I didn't mean I don't care in terms of not being personally invested in the series, I just meant if the post-game discussion is about whether or not a rule was technically violated as opposed to whether or not something fundamentally unfair happened then, to paraphrase Lil' Baby, you can miss me with that ish.
 
OldTimeHockey said:
A call like that is going to have players lifting their stick every time they enter the zone just incase the player skating out hasn't cleared yet. That's silly.

If that happens (or, possibly, to prevent that from happening), I suspect we'll see a more encompassing definition of what being in the possession of the puck entails.
 
Landeskog with what looked like a blindside hit on Yamomoto to the head, no call. Immediately afterwards, a chintzy call on Draisitl and then another call to put them down two - looked like MacKinnon's own stick hit him in the face, though, but I didn't get a good look at the replay.
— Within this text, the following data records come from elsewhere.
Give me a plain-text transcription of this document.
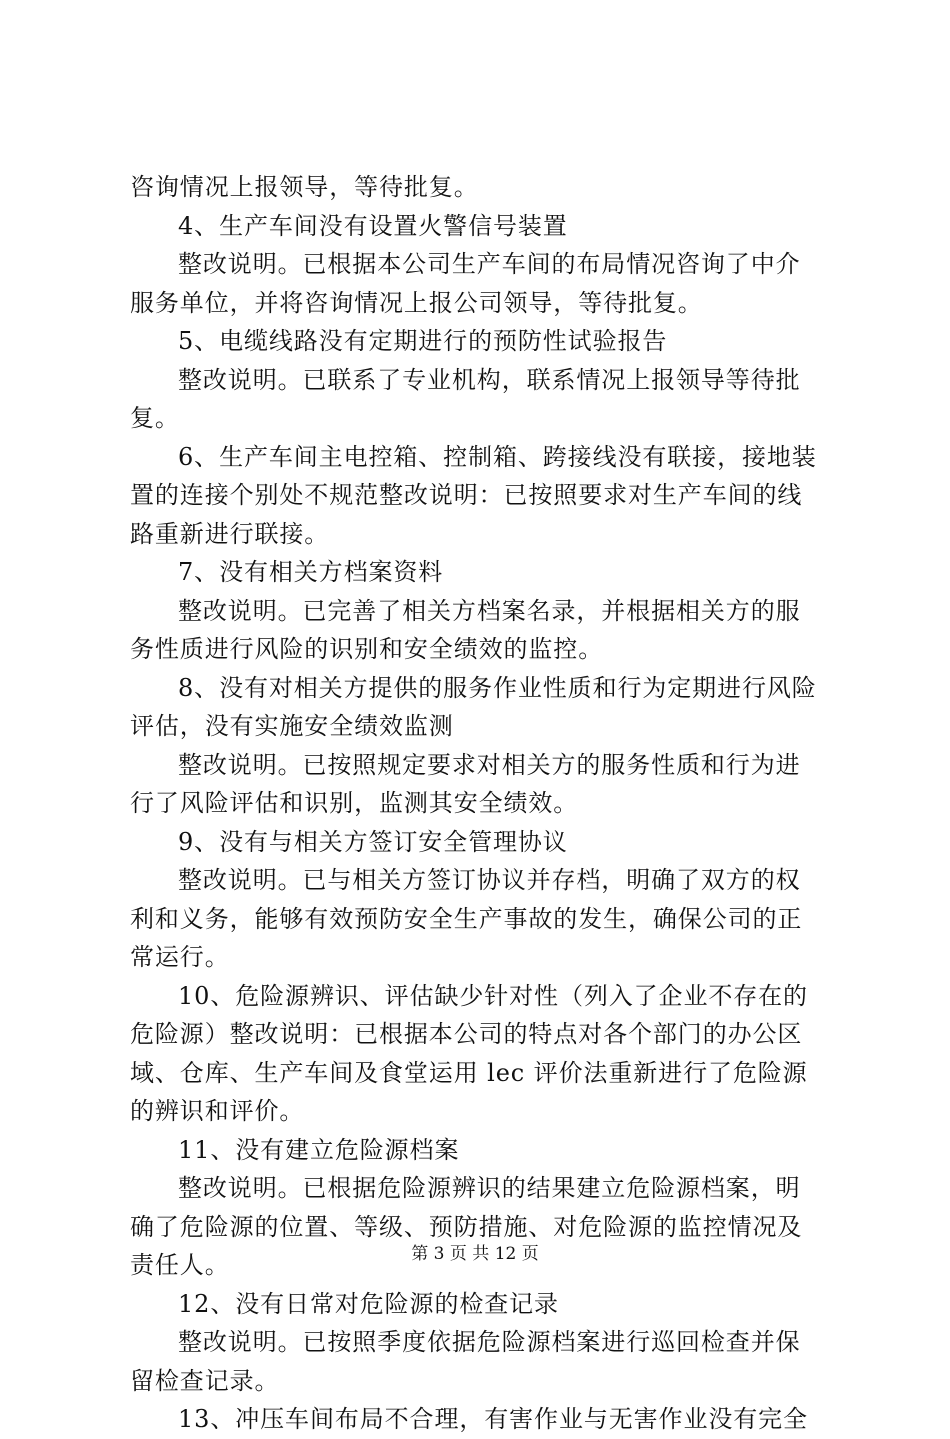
咨询情况上报领导，等待批复。
4、生产车间没有设置火警信号装置
整改说明。已根据本公司生产车间的布局情况咨询了中介
服务单位，并将咨询情况上报公司领导，等待批复。
5、电缆线路没有定期进行的预防性试验报告
整改说明。已联系了专业机构，联系情况上报领导等待批
复。
6、生产车间主电控箱、控制箱、跨接线没有联接，接地装
置的连接个别处不规范整改说明：已按照要求对生产车间的线
路重新进行联接。
7、没有相关方档案资料
整改说明。已完善了相关方档案名录，并根据相关方的服
务性质进行风险的识别和安全绩效的监控。
8、没有对相关方提供的服务作业性质和行为定期进行风险
评估，没有实施安全绩效监测
整改说明。已按照规定要求对相关方的服务性质和行为进
行了风险评估和识别，监测其安全绩效。
9、没有与相关方签订安全管理协议
整改说明。已与相关方签订协议并存档，明确了双方的权
利和义务，能够有效预防安全生产事故的发生，确保公司的正
常运行。
10、危险源辨识、评估缺少针对性（列入了企业不存在的
危险源）整改说明：已根据本公司的特点对各个部门的办公区
域、仓库、生产车间及食堂运用 lec 评价法重新进行了危险源
的辨识和评价。
11、没有建立危险源档案
整改说明。已根据危险源辨识的结果建立危险源档案，明
确了危险源的位置、等级、预防措施、对危险源的监控情况及
责任人。
12、没有日常对危险源的检查记录
整改说明。已按照季度依据危险源档案进行巡回检查并保
留检查记录。
13、冲压车间布局不合理，有害作业与无害作业没有完全
第 3 页 共 12 页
Edit: There's the replay, elbow to the chops.
 
Derk said:
Landeskog with what looked like a blindside hit on Yamomoto to the head, no call. Immediately afterwards, a chintzy call on Draisitl and then another call to put them down two - looked like MacKinnon's own stick hit him in the face, though, but I didn't get a good look at the replay.

Edit: There's the replay, elbow to the chops.
Slash to the hands isn't chintzy. It's called all the time. Didn't see the Landeskog hit.
Oil are no match for Col so far. McD and Drai look rather ordinary.
 
And here I thought Colorado playing their backup would be advantage Oilers, shows how much I know.